Sul mio portatile nuovo, HP dv6276ea, c’è Winzozz Vista installato di default. Collegato alla corrente e acceso, la prima cosa che ho fatto è stato installarlo, per dire un «wow..» ironico, riavviare con il cd di Ubuntu e installare. Tengo sVista solo per giocare in LAN con gli amici. Per questo avevo bisogno di caricare l’immagine di un cd.
Ho installato il primo programma utile a montare immagini che mi è capitato a tiro, e nonostante i preferisca i Daemon Tools, era Alcohol 120%. Subito prima di cliccare “Fine” dell’installazione ecco la sorpresa: schermata blu! C’è pure su sVista allora (non quella del link)! Ho penato un po’ in Rete, fino a trovare la soluzione.

Lo sporco lavoro l’ho fatto con Ubuntu 7.04 “Feisty Fawn” Herd5, che ha già di default quello che ci serve. Dico subito che quando userò il comando sudo intendo dire che il comando deve essere eseguito come utente root (specifico per gli utenti di altre distro).

Requisiti minimi

  • ultima versione degli ntfstools (contiene il comando ntfsfix) (presente in Ubuntu 7.10 “Gutsy Gibbon”)
  • ntfs-3g (per mountare le partizione NTFS in lettura/scrittura) (presente in Ubuntu 7.10 “Gutsy Gibbon”)

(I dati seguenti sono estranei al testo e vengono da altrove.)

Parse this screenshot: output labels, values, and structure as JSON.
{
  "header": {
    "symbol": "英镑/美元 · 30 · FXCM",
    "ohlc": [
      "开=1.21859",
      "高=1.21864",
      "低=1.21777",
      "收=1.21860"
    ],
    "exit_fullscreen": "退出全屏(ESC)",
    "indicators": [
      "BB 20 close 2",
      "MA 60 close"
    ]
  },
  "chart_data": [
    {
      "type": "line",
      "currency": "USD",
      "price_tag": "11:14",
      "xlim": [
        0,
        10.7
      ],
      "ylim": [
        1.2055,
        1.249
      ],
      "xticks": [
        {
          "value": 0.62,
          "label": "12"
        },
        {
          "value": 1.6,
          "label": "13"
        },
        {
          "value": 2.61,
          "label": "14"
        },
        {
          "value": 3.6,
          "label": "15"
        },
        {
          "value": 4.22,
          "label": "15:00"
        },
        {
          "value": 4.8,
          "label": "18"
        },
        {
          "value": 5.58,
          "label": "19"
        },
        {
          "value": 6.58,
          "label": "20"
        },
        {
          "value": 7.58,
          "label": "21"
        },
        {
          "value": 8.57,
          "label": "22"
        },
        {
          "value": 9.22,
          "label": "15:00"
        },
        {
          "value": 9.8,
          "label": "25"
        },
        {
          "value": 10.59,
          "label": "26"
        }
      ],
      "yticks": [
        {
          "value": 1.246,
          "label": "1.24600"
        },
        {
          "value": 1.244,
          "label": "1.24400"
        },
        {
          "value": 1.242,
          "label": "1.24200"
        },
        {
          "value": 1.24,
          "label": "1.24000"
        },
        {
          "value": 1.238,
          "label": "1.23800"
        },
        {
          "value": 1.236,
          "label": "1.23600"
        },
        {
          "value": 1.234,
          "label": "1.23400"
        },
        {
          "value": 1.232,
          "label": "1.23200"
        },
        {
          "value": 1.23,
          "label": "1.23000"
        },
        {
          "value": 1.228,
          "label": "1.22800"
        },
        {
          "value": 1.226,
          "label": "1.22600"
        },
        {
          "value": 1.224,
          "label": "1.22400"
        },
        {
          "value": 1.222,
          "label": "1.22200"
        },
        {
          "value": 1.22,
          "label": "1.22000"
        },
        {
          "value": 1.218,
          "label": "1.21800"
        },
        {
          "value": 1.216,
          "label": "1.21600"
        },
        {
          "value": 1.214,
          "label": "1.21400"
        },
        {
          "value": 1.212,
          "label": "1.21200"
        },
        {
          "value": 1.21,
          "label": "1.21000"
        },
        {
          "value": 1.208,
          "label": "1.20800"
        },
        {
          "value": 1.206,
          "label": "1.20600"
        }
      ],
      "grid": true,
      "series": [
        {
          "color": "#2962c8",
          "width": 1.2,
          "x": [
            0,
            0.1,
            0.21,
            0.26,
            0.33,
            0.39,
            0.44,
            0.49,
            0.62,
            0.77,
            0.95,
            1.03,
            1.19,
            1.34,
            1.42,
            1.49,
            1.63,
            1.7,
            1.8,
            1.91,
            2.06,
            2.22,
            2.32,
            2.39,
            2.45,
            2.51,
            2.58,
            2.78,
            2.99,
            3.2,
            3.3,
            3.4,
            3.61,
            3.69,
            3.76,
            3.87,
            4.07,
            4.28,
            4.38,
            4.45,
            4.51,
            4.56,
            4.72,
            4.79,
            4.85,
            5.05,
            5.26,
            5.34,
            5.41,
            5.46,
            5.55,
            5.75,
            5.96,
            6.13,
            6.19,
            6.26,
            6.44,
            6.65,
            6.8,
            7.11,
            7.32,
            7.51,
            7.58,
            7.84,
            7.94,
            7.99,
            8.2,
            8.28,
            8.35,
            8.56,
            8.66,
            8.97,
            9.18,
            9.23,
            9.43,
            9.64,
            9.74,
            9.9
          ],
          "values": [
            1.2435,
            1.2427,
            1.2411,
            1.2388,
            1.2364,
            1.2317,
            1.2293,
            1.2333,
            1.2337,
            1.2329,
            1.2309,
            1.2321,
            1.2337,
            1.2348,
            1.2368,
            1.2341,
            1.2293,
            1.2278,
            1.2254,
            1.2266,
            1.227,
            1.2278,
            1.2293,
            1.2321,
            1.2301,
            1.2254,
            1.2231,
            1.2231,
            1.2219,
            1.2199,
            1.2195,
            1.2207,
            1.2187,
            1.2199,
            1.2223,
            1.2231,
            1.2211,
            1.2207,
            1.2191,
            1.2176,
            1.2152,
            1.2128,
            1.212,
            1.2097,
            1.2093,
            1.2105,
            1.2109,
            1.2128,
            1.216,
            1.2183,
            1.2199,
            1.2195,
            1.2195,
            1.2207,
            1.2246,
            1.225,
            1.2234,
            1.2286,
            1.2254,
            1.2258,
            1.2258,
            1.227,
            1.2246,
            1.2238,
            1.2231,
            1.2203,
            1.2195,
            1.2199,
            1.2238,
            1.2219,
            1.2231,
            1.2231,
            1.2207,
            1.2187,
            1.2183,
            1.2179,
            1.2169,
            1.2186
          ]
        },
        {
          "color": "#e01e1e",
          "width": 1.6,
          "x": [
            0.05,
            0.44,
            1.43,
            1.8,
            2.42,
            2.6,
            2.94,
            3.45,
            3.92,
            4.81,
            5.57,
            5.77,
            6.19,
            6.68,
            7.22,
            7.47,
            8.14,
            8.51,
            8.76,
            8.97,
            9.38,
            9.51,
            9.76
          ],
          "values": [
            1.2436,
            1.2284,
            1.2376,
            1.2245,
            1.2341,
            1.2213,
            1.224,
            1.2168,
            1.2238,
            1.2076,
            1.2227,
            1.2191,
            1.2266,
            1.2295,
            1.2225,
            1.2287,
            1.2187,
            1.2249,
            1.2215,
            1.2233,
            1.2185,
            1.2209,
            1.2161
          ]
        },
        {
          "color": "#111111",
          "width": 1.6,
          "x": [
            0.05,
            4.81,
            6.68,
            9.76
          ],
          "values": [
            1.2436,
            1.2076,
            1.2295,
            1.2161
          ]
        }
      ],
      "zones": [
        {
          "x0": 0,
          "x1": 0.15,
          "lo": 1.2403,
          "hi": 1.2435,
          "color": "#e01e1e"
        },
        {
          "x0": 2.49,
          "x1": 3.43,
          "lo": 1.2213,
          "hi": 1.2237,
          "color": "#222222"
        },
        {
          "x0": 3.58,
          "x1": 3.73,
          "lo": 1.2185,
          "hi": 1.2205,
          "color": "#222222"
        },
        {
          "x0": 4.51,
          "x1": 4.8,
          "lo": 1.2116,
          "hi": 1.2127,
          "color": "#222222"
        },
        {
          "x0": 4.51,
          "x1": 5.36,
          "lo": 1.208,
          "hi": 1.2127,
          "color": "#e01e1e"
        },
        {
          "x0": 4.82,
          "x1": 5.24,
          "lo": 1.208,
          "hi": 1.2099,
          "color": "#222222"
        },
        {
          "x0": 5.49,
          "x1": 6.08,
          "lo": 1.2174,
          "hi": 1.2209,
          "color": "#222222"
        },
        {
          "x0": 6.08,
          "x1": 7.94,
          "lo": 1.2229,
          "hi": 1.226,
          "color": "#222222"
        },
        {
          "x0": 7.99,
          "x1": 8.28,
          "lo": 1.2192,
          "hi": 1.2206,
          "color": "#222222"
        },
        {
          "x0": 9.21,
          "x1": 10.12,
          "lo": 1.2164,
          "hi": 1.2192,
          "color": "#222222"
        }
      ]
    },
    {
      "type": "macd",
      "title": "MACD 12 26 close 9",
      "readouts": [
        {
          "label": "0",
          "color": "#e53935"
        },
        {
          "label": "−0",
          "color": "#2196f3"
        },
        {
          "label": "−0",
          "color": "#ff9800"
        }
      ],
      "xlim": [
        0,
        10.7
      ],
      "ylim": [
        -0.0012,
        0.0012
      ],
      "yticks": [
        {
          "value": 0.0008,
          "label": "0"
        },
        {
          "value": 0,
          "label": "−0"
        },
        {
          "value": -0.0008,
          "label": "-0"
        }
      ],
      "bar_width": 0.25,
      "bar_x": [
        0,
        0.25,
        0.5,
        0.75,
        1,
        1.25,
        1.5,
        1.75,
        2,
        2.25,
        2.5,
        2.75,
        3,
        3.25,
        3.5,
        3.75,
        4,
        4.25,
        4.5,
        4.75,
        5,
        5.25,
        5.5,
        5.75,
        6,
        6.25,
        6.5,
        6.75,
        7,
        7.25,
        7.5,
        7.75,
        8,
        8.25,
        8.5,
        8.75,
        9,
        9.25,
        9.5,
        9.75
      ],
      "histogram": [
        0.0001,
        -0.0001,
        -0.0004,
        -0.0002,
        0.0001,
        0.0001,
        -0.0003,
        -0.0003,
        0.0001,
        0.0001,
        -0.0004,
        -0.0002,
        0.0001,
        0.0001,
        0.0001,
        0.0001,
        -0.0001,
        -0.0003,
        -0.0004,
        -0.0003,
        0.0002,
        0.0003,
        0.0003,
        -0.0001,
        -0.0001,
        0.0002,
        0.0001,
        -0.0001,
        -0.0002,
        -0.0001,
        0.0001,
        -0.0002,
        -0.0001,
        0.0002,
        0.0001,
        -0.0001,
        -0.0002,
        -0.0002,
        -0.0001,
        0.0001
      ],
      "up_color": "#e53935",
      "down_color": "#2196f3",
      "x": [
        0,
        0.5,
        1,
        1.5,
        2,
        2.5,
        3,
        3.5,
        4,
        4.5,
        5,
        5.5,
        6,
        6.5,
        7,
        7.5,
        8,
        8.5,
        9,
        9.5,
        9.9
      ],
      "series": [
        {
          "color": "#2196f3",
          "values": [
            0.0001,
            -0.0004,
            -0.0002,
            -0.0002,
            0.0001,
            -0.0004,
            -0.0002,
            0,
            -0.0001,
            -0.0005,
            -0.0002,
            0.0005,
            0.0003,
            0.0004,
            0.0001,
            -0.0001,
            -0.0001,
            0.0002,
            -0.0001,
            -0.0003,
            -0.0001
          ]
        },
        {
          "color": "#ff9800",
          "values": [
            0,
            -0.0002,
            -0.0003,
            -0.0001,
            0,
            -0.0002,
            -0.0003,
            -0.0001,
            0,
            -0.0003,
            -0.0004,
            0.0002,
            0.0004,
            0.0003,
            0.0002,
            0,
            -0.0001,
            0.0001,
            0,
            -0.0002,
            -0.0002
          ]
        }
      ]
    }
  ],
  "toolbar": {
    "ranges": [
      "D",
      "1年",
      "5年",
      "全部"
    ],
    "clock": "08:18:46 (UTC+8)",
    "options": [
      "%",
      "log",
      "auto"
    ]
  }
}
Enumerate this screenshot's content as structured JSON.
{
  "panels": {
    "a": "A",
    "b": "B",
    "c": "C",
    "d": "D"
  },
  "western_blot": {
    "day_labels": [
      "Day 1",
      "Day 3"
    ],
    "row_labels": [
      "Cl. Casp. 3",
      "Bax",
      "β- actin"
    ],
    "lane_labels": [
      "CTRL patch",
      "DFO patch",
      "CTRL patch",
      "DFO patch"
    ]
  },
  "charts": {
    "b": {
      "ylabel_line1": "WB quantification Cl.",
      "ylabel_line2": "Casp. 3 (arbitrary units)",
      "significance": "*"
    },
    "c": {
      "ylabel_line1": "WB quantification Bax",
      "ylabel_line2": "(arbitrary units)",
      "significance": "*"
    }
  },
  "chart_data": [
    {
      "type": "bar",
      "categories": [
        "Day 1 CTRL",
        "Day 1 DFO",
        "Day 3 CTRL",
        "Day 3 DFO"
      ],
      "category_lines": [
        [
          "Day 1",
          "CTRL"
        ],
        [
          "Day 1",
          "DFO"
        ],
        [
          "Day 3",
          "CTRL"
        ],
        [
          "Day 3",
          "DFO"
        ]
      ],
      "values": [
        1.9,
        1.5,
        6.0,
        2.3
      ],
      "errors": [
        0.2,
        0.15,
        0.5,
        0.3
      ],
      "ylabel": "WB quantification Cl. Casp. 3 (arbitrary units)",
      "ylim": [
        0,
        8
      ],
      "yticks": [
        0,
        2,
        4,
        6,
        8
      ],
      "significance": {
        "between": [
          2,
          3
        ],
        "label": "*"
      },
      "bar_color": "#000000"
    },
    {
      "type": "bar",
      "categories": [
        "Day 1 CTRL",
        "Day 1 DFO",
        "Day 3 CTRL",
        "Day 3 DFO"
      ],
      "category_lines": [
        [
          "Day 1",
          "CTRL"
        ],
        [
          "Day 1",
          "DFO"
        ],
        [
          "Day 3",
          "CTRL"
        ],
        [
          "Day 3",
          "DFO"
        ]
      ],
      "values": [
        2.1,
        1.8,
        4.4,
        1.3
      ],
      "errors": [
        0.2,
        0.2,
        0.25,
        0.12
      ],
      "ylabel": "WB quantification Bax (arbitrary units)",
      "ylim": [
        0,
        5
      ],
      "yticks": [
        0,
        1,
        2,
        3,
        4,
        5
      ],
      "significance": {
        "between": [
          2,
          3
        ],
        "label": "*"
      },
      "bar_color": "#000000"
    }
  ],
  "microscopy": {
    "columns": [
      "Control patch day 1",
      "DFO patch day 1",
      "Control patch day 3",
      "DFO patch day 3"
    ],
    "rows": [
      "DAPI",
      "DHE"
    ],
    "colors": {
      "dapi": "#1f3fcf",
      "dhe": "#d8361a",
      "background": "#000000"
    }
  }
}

Procedimento in Linux (seguito dai comandi usati nel mio caso)

  1. applicare ntfsfix alla partizione winzozz, per sistemare l’eventuale tabella NTFS danneggiata:
    sudo ntfsfix /dev/sda1
  2. creare la cartella nella quale si monterà la partizione:
    sudo mkdir /media/vista
  3. mountare di forza la partizione in lettura/scrittura:
    (corretto) sudo mount -o force /dev/sda1 /media/vista
  4. andare nella partizione montata, nella cartella dei drivers di winzozz:
    (corretto) cd /media/vista/Windows/System32/drivers/
  5. rinominare il file a347bus.sys (è quello che crea problemi!):
    sudo mv a347bus.sys a347bus.xxx
  6. riavviare sotto winzozz.

Ecco che il sistema non vede più il driver di Alcohol 120% e si avvia regolarmente, magari dopo un chkdsk all’avvio. Una volta dentro disinstallare Alcohol, anche se nel mio caso aveva solo copiato i drivers e creato le shortcuts nel menù dei programmi. E il gioco è fatto :)
Se dovete montare un’immagine sotto sVista installate i Daemon Tools, li ho testati e sono funzionanti.